Please The Palate Pick of the Week: Festival Napa Valley

Two things that go well together are wine and music. And for ten days each year, wine and music come together for Festival Napa Valley. Epitomizing the elegance of wine country life, Festival Napa Valley is the Please The Palate pick of the week.

Every July, for ten days, more than 200 artists, wineries, resorts, theaters, restaurants and vintners participate in Festival Napa Valley. Extraordinary performances in breathtaking locations make up many of the experiences for guests. There are vintner luncheons, winemaker dinners and most importantly, the concerts.

The arts are such an important part of our lives. Research has found that learning music facilitates learning other subjects. Music helps with language development, spatial-temporal skills and increased IQ. Music makes us happier and less stressed. I grew up in a family of professional classical flutists and started playing at a young age. I played in orchestras my entire childhood and went to music camp each summer. Music has played such a significant part in my life and gives me great pleasure to see other young people experiencing the same.

Festival Napa Valley is “committed to enriching the vitality of the community and making the arts accessible to all.” Festival Napa Valley’s Blackburn Music Academy provides a tuition-free immersive training and performance experience for 80 emerging pre-professional musicians from around the world. These talented musicians applied from 108 schools and conservatories across 39 states and five countries! They participate in chamber music and orchestral concerts, workshops, sectionals and other professional development sessions with the Festival Napa Valley artists.

Festival Napa Valley has been held for more than a decade but this was my first time going to the festival. I attended three exceptional concerts. Two of the concerts were at the magnificent Castello di Amorosa, an authentically-built 13th century Tuscan castle that is located in Calistoga. Owner Dario Sattui spent fifteen years building the eight level, 107 room castle, which includes a torture chamber. The courtyard of the castle is where the concerts took place. A stage was set with a grand piano. There was seating in the courtyard for a couple hundred people.

The first concert I attended was the Grand Cru Piano Series Concertos at Castello di Amorosa.
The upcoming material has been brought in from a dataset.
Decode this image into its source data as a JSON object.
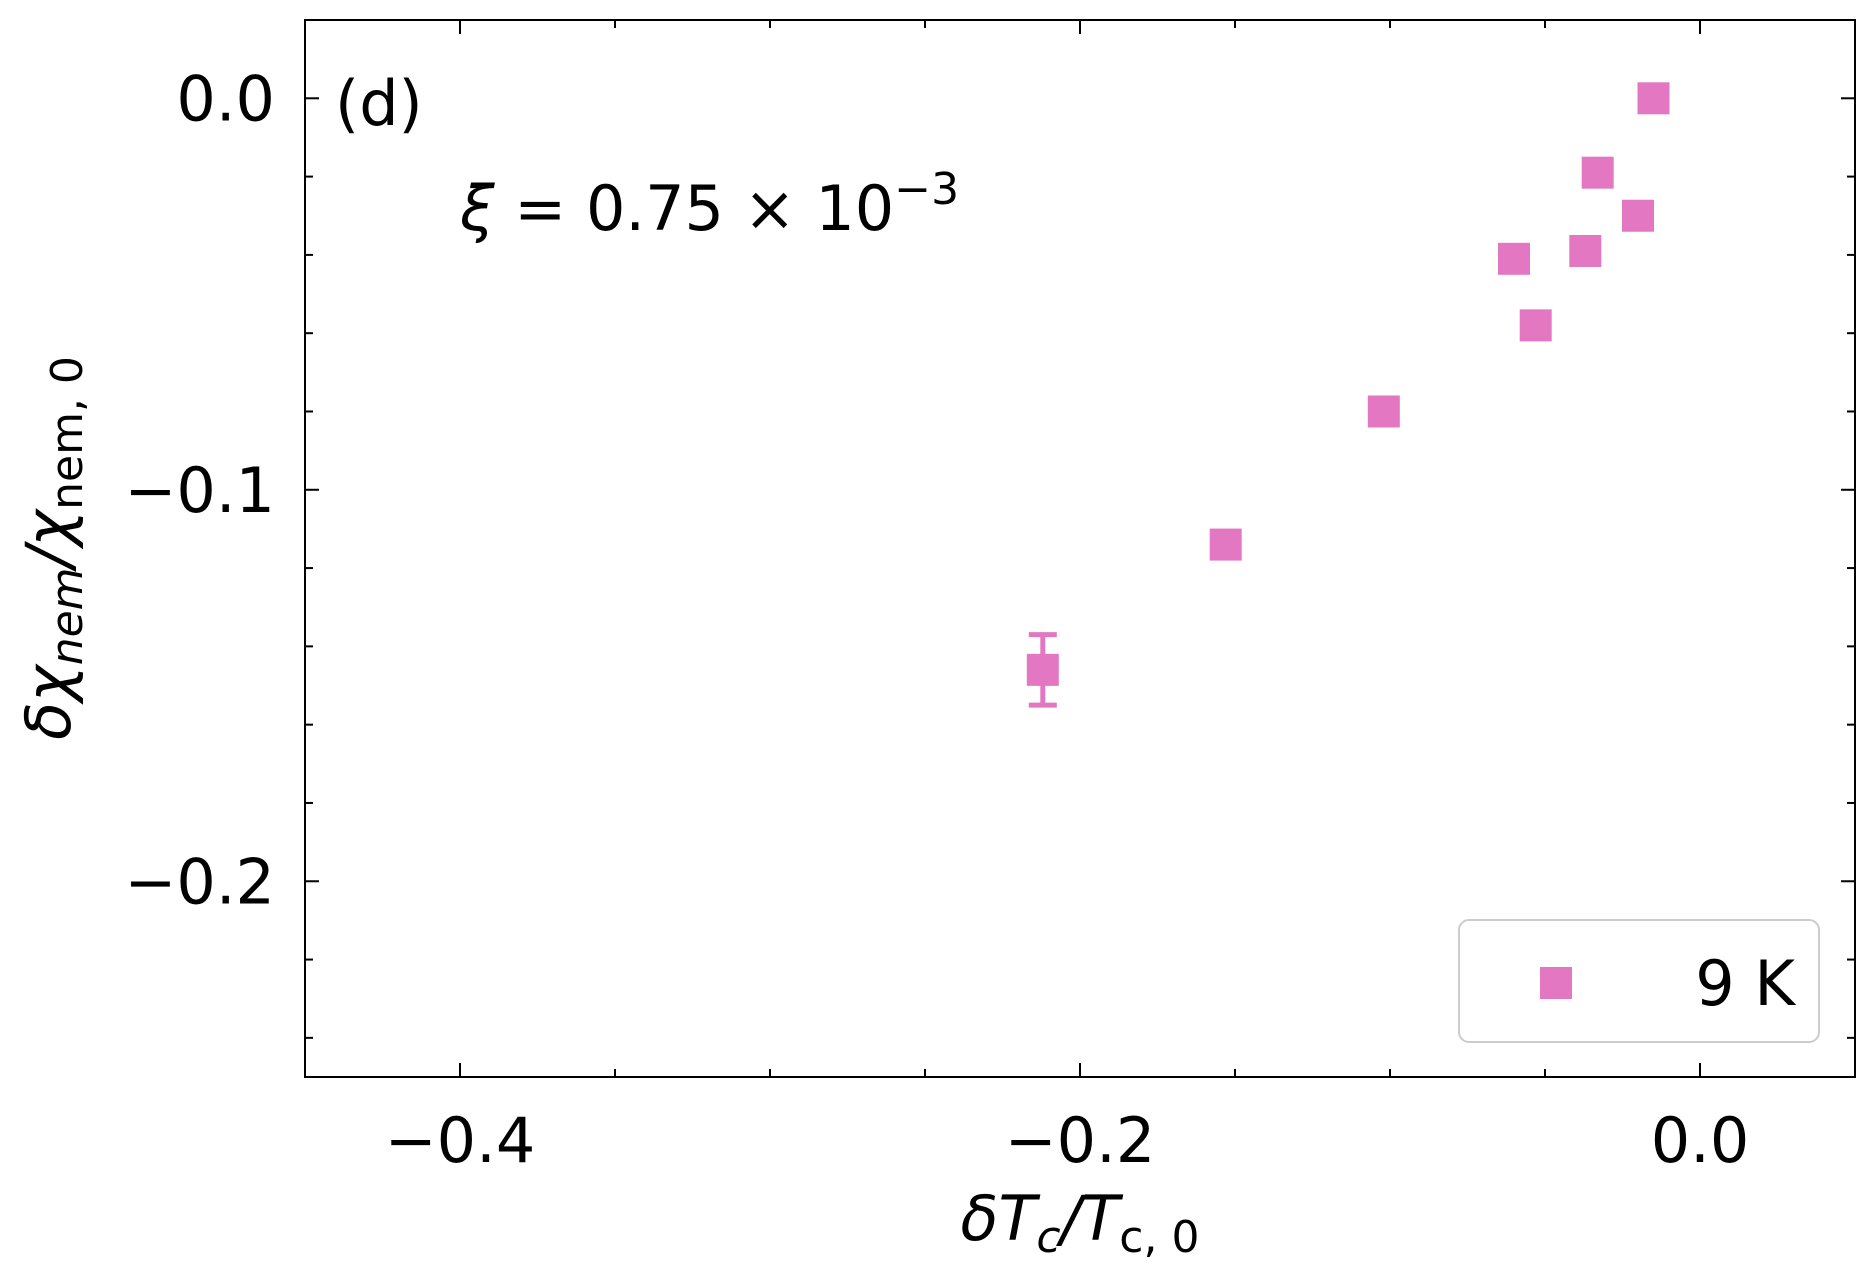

This concert featured Gold Medalists from three of the world’s most prestigious piano competitions, each playing a concerto with the Blackburn Music Academy Orchestra under the baton of Martin West.

Italian pianist Rodolfo Leone, first prize winner in the 2017 Vienna International Beethoven Competition, played Beethoven’s Piano Concerto No. 2 and his fingers were like butter as they glided across the keyboard.

Hungarian Zoltán Fejérvári, first prize winner of the Concours Musical International de Montréal, delighted us with Bela Bartok’s Piano Concerto No. 3 in E Major.

South Korean-born Yekwon Sunwoo, Gold medal winner of the 2017 Van Cliburn International Piano Competition, energetically played Sergei Prokofiev’s Piano Concerto No. 3 in C Major.

The second concert I enjoyed was a lively and energetic jazz concert, also at the Castello di Amorosa, featuring Cuban-born jazz trumpeter and composer, 10-time Grammy Award-winner and 2013 recipient of the Medal of Freedom Arturo Sandoval. He played his trumpet, the piano, drums and sang and despite the 100 degree heat, we enjoyed every minute.

The third and final concert I attended was a live performance by violinist Joshua Bell and a live orchestra as we watched the 1998 Academy Award-winning movie The Red Violin. The immersive experience was mesmerizing and was also attended by composer John Corigliano who wrote all the music that Joshua Bell performed originally in the movie.

So many concerts, tastings and dinners took place over the ten days of Festival Napa Valley and next year I hope to return to experience even more as Festival Napa Valley is the Please The Palate pick of the week.